According to C10k and this paper, throughput of 1-thread-per-connection servers degrade as more and more clients connect and more and more threads are created. According to those two sources, this is because the more threads exist, the more time is spent on context switching compared to actual work done by those threads. Evented servers don't seem to suffer as much from performance degredation at high connection counts.
However, evented servers also do context switches between clients, they just do it in userspace.
I'm mostly interested in how the Linux kernel handles context switching but information about other OSes is welcome too.
In general, the indirect cost of context switch ranges from several microseconds to more than one thousand microseconds for our workload. When the overall data size is larger than cache size, the overhead of refilling of L2 cache have substantial impact on the cost of context switch.
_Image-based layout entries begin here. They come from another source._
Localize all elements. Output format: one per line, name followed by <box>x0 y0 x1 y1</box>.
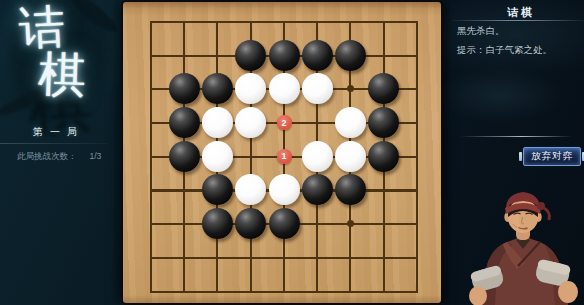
white-stone <box>302 73 333 104</box>
tsumego-screen: 棋 诘 棋 第一局 此局挑战次数：1/3 12 诘棋 黑先杀白。 提示：白子气紧… <box>0 0 584 305</box>
white-stone <box>235 174 266 205</box>
black-stone <box>169 107 200 138</box>
black-stone <box>335 174 366 205</box>
black-stone <box>235 208 266 239</box>
black-stone <box>302 40 333 71</box>
black-stone <box>335 40 366 71</box>
black-stone <box>302 174 333 205</box>
white-stone <box>202 107 233 138</box>
black-stone <box>169 73 200 104</box>
give-up-button[interactable]: 放弃对弈 <box>523 147 581 166</box>
white-stone <box>269 174 300 205</box>
white-stone <box>335 107 366 138</box>
black-stone <box>269 208 300 239</box>
go-board: 12 <box>123 2 441 303</box>
go-board-grid[interactable]: 12 <box>134 5 433 305</box>
puzzle-objective: 黑先杀白。 <box>457 25 505 38</box>
white-stone <box>235 107 266 138</box>
button-divider <box>460 136 572 137</box>
hoshi-point <box>347 85 354 92</box>
black-stone <box>269 40 300 71</box>
black-stone <box>202 73 233 104</box>
white-stone <box>335 141 366 172</box>
hoshi-point <box>347 220 354 227</box>
puzzle-panel-title: 诘棋 <box>455 5 584 20</box>
white-stone <box>269 73 300 104</box>
black-stone <box>169 141 200 172</box>
attempts-label: 此局挑战次数： <box>17 151 77 161</box>
npc-portrait <box>455 183 584 305</box>
white-stone <box>302 141 333 172</box>
black-stone <box>202 174 233 205</box>
move-marker-2[interactable]: 2 <box>277 115 292 130</box>
white-stone <box>235 73 266 104</box>
left-panel: 棋 诘 棋 第一局 此局挑战次数：1/3 <box>0 0 123 305</box>
black-stone <box>202 208 233 239</box>
title-divider <box>452 20 584 21</box>
left-divider <box>0 143 108 144</box>
black-stone <box>368 107 399 138</box>
black-stone <box>235 40 266 71</box>
white-stone <box>202 141 233 172</box>
stage-label: 第一局 <box>0 125 110 139</box>
puzzle-hint: 提示：白子气紧之处。 <box>457 44 552 57</box>
calligraphy-title-char1: 诘 <box>18 3 66 51</box>
black-stone <box>368 141 399 172</box>
calligraphy-title-char2: 棋 <box>37 49 87 99</box>
attempts-value: 1/3 <box>90 151 102 161</box>
move-marker-1[interactable]: 1 <box>277 149 292 164</box>
attempts-counter: 此局挑战次数：1/3 <box>17 151 101 163</box>
black-stone <box>368 73 399 104</box>
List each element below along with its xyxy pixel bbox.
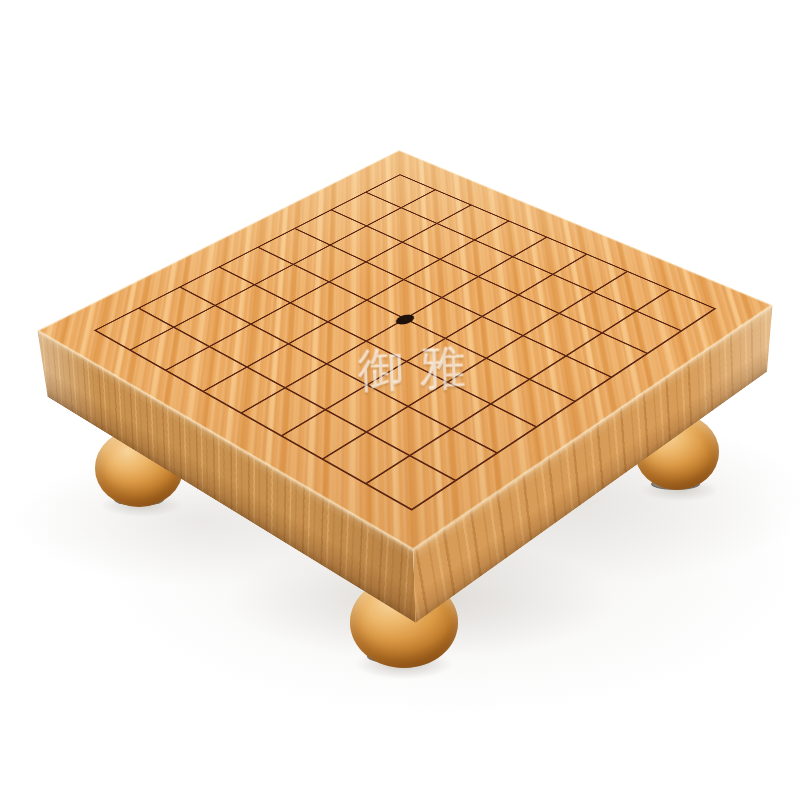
grid-cell (566, 333, 646, 377)
grid-cell (243, 388, 326, 435)
grid-cell (523, 314, 601, 356)
board-top-surface (38, 150, 773, 550)
grid-cell (486, 336, 566, 380)
grid-cell (367, 319, 445, 361)
go-board (38, 150, 773, 550)
grid-cell (445, 317, 523, 359)
grid-cell (367, 407, 451, 456)
grid-cell (288, 322, 366, 364)
grid-cell (602, 311, 680, 353)
grid-cell (247, 344, 327, 388)
grid-cell (327, 342, 407, 386)
grid-cell (408, 383, 491, 430)
grid-cell (367, 456, 454, 509)
grid-cell (407, 339, 487, 383)
grid-cell (367, 362, 448, 407)
grid-cell (324, 433, 410, 484)
board-perspective (0, 0, 800, 800)
grid-cell (283, 410, 367, 459)
grid-cell (448, 359, 529, 404)
grid-cell (410, 430, 496, 481)
board-camera-roll (0, 0, 800, 800)
grid-cell (131, 328, 209, 371)
grid-cell (325, 386, 408, 433)
grid-cell (451, 404, 535, 453)
grid-cell (285, 365, 366, 411)
grid-cell (167, 347, 247, 391)
grid-cell (204, 367, 285, 413)
grid-cell (491, 380, 574, 427)
grid-cell (529, 356, 610, 401)
grid-cell (210, 325, 288, 368)
product-photo-scene: 御雅 (0, 0, 800, 800)
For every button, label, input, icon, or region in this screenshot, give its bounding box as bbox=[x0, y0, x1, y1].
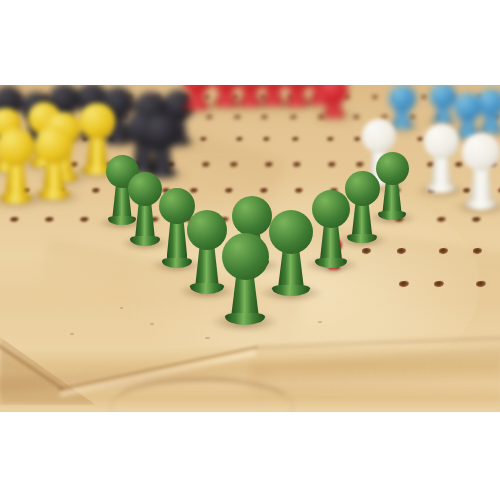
letterbox-top bbox=[0, 0, 500, 85]
photo-canvas bbox=[0, 0, 500, 500]
photo bbox=[0, 85, 500, 412]
peg-head bbox=[312, 190, 350, 228]
peg-green[interactable] bbox=[269, 210, 313, 296]
green-player-pegs bbox=[0, 85, 500, 412]
peg-green[interactable] bbox=[312, 190, 350, 268]
peg-green[interactable] bbox=[376, 152, 409, 220]
peg-head bbox=[222, 233, 269, 280]
peg-head bbox=[269, 210, 313, 254]
peg-head bbox=[128, 172, 162, 206]
letterbox-bottom bbox=[0, 412, 500, 500]
peg-head bbox=[232, 196, 272, 236]
peg-head bbox=[376, 152, 409, 185]
peg-green[interactable] bbox=[222, 233, 269, 325]
peg-green[interactable] bbox=[128, 172, 162, 246]
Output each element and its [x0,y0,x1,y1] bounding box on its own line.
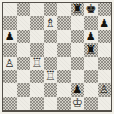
square-f3[interactable] [71,70,85,83]
square-b4[interactable] [17,57,31,70]
square-d7[interactable]: ♗ [44,16,58,29]
square-d1[interactable] [44,97,58,110]
square-b1[interactable] [17,97,31,110]
square-g5[interactable]: ♜ [84,43,98,56]
square-g6[interactable]: ♟ [84,30,98,43]
square-g4[interactable] [84,57,98,70]
white-rook-c4[interactable]: ♖ [31,57,42,69]
square-d6[interactable] [44,30,58,43]
square-a3[interactable] [3,70,17,83]
square-c2[interactable] [30,83,44,96]
square-a1[interactable] [3,97,17,110]
square-b3[interactable] [17,70,31,83]
square-c3[interactable] [30,70,44,83]
square-g7[interactable] [84,16,98,29]
square-f6[interactable] [71,30,85,43]
square-a2[interactable] [3,83,17,96]
square-g8[interactable]: ♚ [84,3,98,16]
square-f2[interactable]: ♟ [71,83,85,96]
square-h6[interactable] [98,30,112,43]
black-rook-f8[interactable]: ♜ [72,3,83,15]
square-h4[interactable] [98,57,112,70]
square-d5[interactable] [44,43,58,56]
square-b7[interactable] [17,16,31,29]
square-c8[interactable] [30,3,44,16]
square-e4[interactable] [57,57,71,70]
square-a7[interactable] [3,16,17,29]
square-d4[interactable] [44,57,58,70]
square-d3[interactable]: ♖ [44,70,58,83]
square-e8[interactable] [57,3,71,16]
square-h1[interactable] [98,97,112,110]
chess-board: ♜♚♗♟♟♟♜♙♖♖♟♙♔ [2,2,112,112]
square-b8[interactable] [17,3,31,16]
square-h7[interactable]: ♟ [98,16,112,29]
square-c4[interactable]: ♖ [30,57,44,70]
square-e5[interactable] [57,43,71,56]
white-rook-d3[interactable]: ♖ [45,70,56,82]
square-c1[interactable] [30,97,44,110]
square-a4[interactable]: ♙ [3,57,17,70]
square-h5[interactable] [98,43,112,56]
square-a8[interactable] [3,3,17,16]
chess-diagram-scan: ♜♚♗♟♟♟♜♙♖♖♟♙♔ [0,0,114,114]
square-e7[interactable] [57,16,71,29]
square-f4[interactable] [71,57,85,70]
square-b5[interactable] [17,43,31,56]
square-c7[interactable] [30,16,44,29]
square-h8[interactable] [98,3,112,16]
square-h2[interactable]: ♙ [98,83,112,96]
square-f8[interactable]: ♜ [71,3,85,16]
square-a5[interactable] [3,43,17,56]
square-h3[interactable] [98,70,112,83]
black-pawn-a6[interactable]: ♟ [5,30,15,41]
square-a6[interactable]: ♟ [3,30,17,43]
square-f5[interactable] [71,43,85,56]
square-e6[interactable] [57,30,71,43]
square-b2[interactable] [17,83,31,96]
black-rook-g5[interactable]: ♜ [85,43,96,55]
square-g3[interactable] [84,70,98,83]
square-e3[interactable] [57,70,71,83]
white-king-f1[interactable]: ♔ [72,97,83,109]
square-c6[interactable] [30,30,44,43]
square-c5[interactable] [30,43,44,56]
black-pawn-g6[interactable]: ♟ [86,30,96,41]
square-f1[interactable]: ♔ [71,97,85,110]
white-pawn-h2[interactable]: ♙ [99,84,109,95]
square-g1[interactable] [84,97,98,110]
square-e2[interactable] [57,83,71,96]
black-pawn-f2[interactable]: ♟ [72,84,82,95]
black-king-g8[interactable]: ♚ [85,3,96,15]
square-b6[interactable] [17,30,31,43]
black-pawn-h7[interactable]: ♟ [99,17,109,28]
square-d2[interactable] [44,83,58,96]
square-d8[interactable] [44,3,58,16]
square-e1[interactable] [57,97,71,110]
white-pawn-a4[interactable]: ♙ [5,57,15,68]
white-bishop-d7[interactable]: ♗ [45,16,56,28]
square-g2[interactable] [84,83,98,96]
square-f7[interactable] [71,16,85,29]
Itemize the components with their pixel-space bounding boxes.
Context Switch is very expensive. Not because of the CPU operation itself, but because of cache invalidation. If you have an intensive task running, it will fill the CPU cache, both for instructions and data, also the memory prefetch, TLB and RAM will optimize the work toward some areas of ram.
Context switching itself has a cost in performance, due to running the task scheduler, TLB flushes, and indirectly due to sharing the CPU cache between multiple tasks.
Thread switching is a type of context switching from one thread to another thread in the same process. Thread switching is very efficient and much cheaper because it involves switching out only identities and resources such as the program counter, registers and stack pointers.
Because the CPU does not need to switch to kernel mode and back to user mode.
Mostly the switch to kernel mode. IIRC, the page tables are the same in kernel mode and user mode in Linux, so at least there is no TLB invalidation penalty.
Needs to be measured and can vary from machine to machine. I guess that a typical desktop/server machine these days can do a few hundred thousands of context switches per second, probably a few million.
Depends on how the kernel scheduler handles this. AFAIK, in Linux it is pretty efficient, even with large thread counts, but more threads means more memory usage means more cache pressure and thus likely lower performance. I also expect some overhead involved in the handling of thousands of sockets.